Media Advisory - SIGCSE 2009
The Association for Computing Machinery
Advancing Computing as a Science & Profession
CHATTANOOGA, TN - For Release February 24, 2009
TOP EDUCATORS ADVOCATE INNOVATIVE TEACHING AND LEARNING METHODS
TO ATTRACT COMPUTER SCIENCE STUDENTS
· Starting From Scratch – An intriguing gateway into programming.
· Entertainment Arts and Engineering – Fast tracking a new interdisciplinary program
· Computational Thinking – Analytical concepts and tools that offer educational benefits
· Making Computing Fun Again – Rediscovering the passion, beauty, joy, and awe
· From the Man on the Moon to 2001 and Beyond: The social and ethical impact of computers
· Girls Do Like Playing and Creating Games – Using games to teach computing and software design
· Nifty Assignments – Sharing successful assignment ideas to help students learn
· From Java to C# - How, What, and Why (sponsored by Microsoft)
· Intro to Programming via Gameboy Advance Homebrew – Nintendo for 5th-8th graders
· The Future of Robots in Education – Successful strategies for undergraduate curricula
· It Seemed Like a Good Idea at the Time – Cautionary tales from the classroom
· Creating a National Digital Library for Computing Education – Education resources for teachers
· Advanced Placement Computer Science: The Future of Tracking the First Year of Instruction
WHEN: March 4-7 - Complimentary press registration (except meals): www.cs.arizona.edu/groups/sigcse09/press.html .
WHERE: Chattanooga Convention Center, 1150 Carter Dr., Chattanooga, TN 37417
WHO: More than 1,200 educators, administrators, and policy makers from around the world involved in computing education. Keynote speakers: March 6: Elliot B. Koffman, Temple University, on how computer science should be taught; March 7: Craig Mundie, Microsoft Chief Research and Strategy Officer, on new approaches that will transform our online and offline lives; and March 8: Gregory Abowd, Georgia Tech, on integrating the digital and the physical world to address delivery of health care for vulnerable populations.

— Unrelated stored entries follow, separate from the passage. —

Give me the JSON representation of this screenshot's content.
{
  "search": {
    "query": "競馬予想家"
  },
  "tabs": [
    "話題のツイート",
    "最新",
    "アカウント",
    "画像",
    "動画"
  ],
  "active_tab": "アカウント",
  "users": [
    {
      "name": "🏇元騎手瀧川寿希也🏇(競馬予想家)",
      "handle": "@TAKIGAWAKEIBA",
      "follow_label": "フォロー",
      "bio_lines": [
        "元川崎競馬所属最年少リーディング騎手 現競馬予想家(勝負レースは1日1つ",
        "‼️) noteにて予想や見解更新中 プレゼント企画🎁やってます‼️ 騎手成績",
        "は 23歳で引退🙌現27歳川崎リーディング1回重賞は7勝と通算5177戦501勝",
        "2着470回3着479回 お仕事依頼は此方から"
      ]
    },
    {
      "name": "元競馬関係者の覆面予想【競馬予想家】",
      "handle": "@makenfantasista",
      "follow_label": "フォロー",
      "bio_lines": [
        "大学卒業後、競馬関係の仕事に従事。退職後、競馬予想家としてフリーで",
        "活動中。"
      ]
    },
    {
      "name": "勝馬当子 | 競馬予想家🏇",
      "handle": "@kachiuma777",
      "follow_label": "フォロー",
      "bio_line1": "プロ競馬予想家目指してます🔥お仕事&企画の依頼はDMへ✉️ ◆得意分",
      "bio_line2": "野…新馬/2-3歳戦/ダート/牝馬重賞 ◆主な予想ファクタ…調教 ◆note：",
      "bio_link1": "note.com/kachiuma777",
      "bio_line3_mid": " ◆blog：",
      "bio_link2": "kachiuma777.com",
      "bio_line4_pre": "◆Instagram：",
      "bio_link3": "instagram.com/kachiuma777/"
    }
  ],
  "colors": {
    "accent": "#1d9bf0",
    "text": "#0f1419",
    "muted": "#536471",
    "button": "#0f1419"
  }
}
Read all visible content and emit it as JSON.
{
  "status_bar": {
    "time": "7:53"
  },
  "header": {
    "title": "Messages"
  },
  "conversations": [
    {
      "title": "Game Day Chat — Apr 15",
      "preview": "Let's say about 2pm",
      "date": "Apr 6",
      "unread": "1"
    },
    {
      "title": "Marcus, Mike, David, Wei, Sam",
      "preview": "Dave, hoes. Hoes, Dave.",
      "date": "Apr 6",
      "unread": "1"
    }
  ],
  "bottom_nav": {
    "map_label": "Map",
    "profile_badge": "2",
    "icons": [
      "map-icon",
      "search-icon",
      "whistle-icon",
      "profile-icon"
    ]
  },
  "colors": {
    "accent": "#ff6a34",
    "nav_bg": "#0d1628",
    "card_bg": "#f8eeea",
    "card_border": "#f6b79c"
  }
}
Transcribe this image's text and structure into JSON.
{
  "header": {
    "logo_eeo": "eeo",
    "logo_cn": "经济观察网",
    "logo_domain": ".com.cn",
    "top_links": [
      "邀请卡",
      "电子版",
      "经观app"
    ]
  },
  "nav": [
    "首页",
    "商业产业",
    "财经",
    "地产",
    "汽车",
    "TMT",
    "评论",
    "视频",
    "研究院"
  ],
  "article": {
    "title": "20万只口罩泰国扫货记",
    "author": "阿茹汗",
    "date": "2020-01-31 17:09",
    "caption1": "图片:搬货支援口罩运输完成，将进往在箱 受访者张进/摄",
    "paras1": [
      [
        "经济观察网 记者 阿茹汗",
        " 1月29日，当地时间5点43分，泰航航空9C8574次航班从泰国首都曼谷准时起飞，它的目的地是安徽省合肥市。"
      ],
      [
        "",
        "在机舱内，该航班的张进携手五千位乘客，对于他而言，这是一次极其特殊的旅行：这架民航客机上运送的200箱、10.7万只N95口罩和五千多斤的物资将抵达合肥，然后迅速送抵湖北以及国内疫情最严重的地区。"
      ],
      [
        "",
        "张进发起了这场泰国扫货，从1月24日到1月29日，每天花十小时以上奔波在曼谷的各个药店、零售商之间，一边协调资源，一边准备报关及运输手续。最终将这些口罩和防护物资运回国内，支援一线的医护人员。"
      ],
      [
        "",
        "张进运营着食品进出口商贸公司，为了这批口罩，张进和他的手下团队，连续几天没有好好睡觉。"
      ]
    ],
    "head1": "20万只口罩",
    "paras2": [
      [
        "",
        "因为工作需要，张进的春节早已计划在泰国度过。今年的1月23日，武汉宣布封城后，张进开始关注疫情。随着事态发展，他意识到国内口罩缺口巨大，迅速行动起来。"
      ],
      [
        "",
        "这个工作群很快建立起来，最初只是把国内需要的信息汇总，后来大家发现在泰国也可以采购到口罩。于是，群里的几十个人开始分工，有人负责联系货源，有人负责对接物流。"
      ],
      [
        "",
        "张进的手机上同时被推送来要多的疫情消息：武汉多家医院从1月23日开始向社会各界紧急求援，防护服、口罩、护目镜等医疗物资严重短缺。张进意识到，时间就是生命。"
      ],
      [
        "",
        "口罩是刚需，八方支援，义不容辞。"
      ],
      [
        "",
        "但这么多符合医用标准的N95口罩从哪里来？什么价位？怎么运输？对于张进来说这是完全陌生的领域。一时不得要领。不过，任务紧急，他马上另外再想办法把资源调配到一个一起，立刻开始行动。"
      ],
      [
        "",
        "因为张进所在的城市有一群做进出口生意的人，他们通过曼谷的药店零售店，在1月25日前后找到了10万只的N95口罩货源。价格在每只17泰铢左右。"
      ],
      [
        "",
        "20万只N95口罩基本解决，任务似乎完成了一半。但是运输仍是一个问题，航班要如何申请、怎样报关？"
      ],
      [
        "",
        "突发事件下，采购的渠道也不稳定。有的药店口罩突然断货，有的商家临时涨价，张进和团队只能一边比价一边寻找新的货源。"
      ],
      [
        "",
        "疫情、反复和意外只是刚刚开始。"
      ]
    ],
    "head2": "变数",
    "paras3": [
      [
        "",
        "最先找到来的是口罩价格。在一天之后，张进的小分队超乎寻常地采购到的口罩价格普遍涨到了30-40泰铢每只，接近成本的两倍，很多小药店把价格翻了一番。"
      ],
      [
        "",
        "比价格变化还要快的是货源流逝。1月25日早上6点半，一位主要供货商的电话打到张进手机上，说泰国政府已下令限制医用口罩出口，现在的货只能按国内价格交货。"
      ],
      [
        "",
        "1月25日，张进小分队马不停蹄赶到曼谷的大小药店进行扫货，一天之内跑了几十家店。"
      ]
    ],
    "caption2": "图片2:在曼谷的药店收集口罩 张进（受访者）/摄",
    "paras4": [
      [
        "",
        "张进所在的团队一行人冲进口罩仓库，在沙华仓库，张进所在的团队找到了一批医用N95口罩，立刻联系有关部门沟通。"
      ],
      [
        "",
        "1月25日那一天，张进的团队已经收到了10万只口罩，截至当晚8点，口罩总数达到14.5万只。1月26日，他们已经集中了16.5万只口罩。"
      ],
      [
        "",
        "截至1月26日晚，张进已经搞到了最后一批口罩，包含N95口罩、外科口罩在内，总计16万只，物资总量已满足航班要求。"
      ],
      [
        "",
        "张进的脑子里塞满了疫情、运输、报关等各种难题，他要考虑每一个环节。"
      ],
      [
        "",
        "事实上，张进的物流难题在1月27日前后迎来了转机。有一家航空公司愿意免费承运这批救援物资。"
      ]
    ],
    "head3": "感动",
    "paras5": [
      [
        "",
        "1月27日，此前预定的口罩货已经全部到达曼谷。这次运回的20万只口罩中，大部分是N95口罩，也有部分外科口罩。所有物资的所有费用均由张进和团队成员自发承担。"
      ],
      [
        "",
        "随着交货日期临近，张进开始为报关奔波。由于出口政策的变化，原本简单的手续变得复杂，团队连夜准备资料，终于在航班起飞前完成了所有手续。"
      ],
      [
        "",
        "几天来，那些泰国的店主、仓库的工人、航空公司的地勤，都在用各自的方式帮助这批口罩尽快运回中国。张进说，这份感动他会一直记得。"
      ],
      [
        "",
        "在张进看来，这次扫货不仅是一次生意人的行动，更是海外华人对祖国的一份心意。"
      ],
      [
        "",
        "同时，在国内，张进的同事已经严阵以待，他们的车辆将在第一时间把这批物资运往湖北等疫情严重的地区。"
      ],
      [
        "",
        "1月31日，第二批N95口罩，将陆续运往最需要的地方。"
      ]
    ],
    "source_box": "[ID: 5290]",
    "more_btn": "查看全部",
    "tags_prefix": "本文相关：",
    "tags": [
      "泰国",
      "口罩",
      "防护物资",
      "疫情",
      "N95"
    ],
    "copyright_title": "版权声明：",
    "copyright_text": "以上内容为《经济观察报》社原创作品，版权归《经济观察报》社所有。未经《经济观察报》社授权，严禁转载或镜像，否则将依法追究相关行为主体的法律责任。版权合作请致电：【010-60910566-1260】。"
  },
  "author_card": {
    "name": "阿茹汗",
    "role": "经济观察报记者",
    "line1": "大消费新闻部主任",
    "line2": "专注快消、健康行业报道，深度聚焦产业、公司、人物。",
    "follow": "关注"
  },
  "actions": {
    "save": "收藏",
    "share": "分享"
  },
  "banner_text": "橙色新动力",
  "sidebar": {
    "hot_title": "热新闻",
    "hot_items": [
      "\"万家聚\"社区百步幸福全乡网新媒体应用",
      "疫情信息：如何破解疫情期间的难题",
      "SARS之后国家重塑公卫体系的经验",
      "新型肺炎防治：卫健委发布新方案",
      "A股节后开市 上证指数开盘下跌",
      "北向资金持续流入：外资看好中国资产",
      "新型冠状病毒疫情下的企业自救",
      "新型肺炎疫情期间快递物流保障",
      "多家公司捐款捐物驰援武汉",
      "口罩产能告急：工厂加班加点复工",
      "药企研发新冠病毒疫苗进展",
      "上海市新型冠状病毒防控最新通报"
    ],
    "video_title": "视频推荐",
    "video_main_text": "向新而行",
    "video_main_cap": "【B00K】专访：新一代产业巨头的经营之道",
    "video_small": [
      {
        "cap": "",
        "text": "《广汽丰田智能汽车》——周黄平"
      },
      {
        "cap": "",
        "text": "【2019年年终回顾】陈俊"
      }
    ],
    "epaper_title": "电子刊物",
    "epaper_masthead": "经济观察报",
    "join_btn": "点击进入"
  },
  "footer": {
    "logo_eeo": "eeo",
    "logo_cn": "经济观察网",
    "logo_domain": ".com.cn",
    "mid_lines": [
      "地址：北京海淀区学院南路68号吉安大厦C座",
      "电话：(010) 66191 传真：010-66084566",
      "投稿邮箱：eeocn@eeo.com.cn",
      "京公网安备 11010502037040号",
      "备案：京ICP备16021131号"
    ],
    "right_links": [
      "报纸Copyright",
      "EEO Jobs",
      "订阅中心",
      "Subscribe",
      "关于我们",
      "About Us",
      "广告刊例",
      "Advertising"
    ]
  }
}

WHY: In these challenging times, we need to interest and retain students, make them globally competitive, and lead students to succeed in the interdisciplinary settings. Computer science educators are at the forefront of creative learning and teaching initiatives that make computer science a compelling and critical field of study. SIGCSE 2009 workshops will share these new approaches.
About ACM SIGCSE
The ACM Special Interest Group on Computer Science Education (SIGCSE) http://sigcse.org provides a forum for educators to develop, implement and evaluate computing programs, curricula, and courses, as well as syllabi, laboratories, and other elements of teaching and pedagogy. SIGCSE features an annual technical symposium, sponsors or co-sponsors annual conferences outside the United States, and publishes the SIGCSE Bulletin quarterly.
ACM, the Association for Computing Machinery www.acm.org, is the world’s largest educational and scientific computing society, uniting computing educators, researchers and professionals to inspire dialogue, share resources and address the field’s challenges. ACM strengthens the computing profession’s collective voice through strong leadership, promotion of the highest standards, and recognition of technical excellence. ACM supports the professional growth of its members by providing opportunities for life-long learning, career development, and professional networking.